Triple Ukha is fish broth within fish broth within fish broth, which makes triple fish soup.
“It’s delicious! You must tell me how you cook it”, say the happy eaters dipping their spoons into a hearty soup. But once you start telling the recipe, the eaters get immediately and obviously bored – really, who needs the recipe unless you are planning to shop for ingredients? Eating fish soup or Ukha is much more fun than listening to the recipe.
But if you want to make a really good fish soup, you have to spare some time. The process may be time consuming, especially when your neighbor brings you freshly caught fish and you have to remove the gills and do the gutting.
Triple Ukha involves a three stage process.
First, boil fish heads, fins and tails with herbs, vegetable roots and spices, then strain the stock into another clean saucepan, putting aside boiled root veggies.

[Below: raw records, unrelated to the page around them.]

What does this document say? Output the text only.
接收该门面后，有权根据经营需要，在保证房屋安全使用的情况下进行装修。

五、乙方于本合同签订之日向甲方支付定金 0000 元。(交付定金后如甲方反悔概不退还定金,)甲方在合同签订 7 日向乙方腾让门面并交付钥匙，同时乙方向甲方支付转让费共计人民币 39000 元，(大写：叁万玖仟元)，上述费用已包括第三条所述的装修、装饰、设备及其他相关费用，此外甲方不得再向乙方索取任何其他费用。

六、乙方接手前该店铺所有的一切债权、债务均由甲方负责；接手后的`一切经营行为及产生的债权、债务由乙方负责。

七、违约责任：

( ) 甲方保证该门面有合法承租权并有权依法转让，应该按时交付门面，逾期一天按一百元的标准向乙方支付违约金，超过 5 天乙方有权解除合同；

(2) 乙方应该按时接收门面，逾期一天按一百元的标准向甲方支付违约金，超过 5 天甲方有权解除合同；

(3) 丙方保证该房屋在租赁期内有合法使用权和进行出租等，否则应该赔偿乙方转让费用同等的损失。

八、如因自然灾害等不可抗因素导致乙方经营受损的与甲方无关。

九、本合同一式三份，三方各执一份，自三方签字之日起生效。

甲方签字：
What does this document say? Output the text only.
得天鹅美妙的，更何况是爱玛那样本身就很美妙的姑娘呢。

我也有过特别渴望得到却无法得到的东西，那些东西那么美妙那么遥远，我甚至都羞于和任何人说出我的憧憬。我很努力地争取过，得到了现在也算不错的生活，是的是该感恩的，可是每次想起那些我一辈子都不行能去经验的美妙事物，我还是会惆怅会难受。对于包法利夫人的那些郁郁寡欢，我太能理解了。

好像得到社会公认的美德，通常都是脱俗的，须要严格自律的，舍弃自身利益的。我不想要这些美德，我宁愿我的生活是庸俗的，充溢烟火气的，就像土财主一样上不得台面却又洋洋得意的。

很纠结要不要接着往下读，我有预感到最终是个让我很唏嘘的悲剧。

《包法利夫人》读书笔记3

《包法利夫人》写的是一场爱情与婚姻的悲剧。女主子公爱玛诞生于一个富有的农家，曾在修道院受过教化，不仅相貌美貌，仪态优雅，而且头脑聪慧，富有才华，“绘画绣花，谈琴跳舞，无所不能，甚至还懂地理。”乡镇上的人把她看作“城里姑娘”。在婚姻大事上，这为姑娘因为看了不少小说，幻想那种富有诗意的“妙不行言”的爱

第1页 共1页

Second, boil fish with the bones in the strained stock for about 10-15 min, take the fish out, remove the bones and set aside to be incorporated into the fish soup later.
Third, boil previously made fish-balls in double fish stock, remove them and put aside. Strain the broth.
And, finally, combine the pieces of root vegetables, boneless chunks of fish, fish-balls and cooked seafood, such as mussels, shrimp, scallops, lobster, into a deep soup bowl and add the broth.
The result is outstanding. It is one of the most delicious and satisfying soups. It is complete and does not require anything else, except for freshly chopped dill and scallions and a piece of sourdough.
So let’s put down the recipe:
You need 2 ½ pounds of mixed fish with heads and tails, after gutting, bouquet garni (Bay leaves, parsley, tarragon), 2 tbsp of white wine, 1parsley root, ½ root of rutabaga, 2 tbsp of olive oil, 1 large onion, 2 peeled carrots, 2 celery sticks, 2 garlic cloves, 6 black peppercorns and salt, dill and scallions for garnish.
You also need 1/2 lb of each cooked small scallops and shrimp (or lobster) and 1 lb of shelled mussels.
For fish-balls, in addition, you need 2 pounds of boneless, skinless fish fillet (haddock, trout), 1 onion, 1 egg, 2 tbsp of matzo meal, a pinch of salt and freshly ground pepper.
1 Cut the fish heads and tails, put them into a saucepan with water, bouquet garni, salt, pepper corns, onion head, carrots, rutabaga, celery, bring to a boil, lower the heat and simmer for one hour. Let it stand for 30 min. Strain the stock into another saucepan. Put aside root vegetables for further use.
2 Bring the strained stock to a boil, add wine and chunks of fish with the bones and boil for 20 min. Remove the fish from the broth, let it cool down and carefully remove the bones and set the boneless fish pieces aside. Strain the stock again.
3 Prepare fish-balls – it is optional, but you will be delighted to have fish-balls in your soup. If you decided to skip this part – go to step 4.
Grind fish fillet and onion. Add matzo meal, an egg, salt and pepper. Mix well and form fish balls. Boil them in fish broth for 10 min, remove from the broth and set aside. Pour the broth through a large strainer into a clean saucepan again.
4 Divide the fish, fish balls, chopped boiled root vegetables among deep soup plates. Reheat the broth until it boils and add to the soup plates. Add cooked seafood of choice. Garnish with chopped scallions and dill. Add a teaspoon of sautéed garlic and a couple of olives into a soup plate.
Relax and enjoy eating – there are no bones in your fish soup.
To complete the pleasure, serve with a slice of sourdough and a shot of vodka or a glass of white wine.
P.S. All the food featured in this post has been prepared and photographed by me.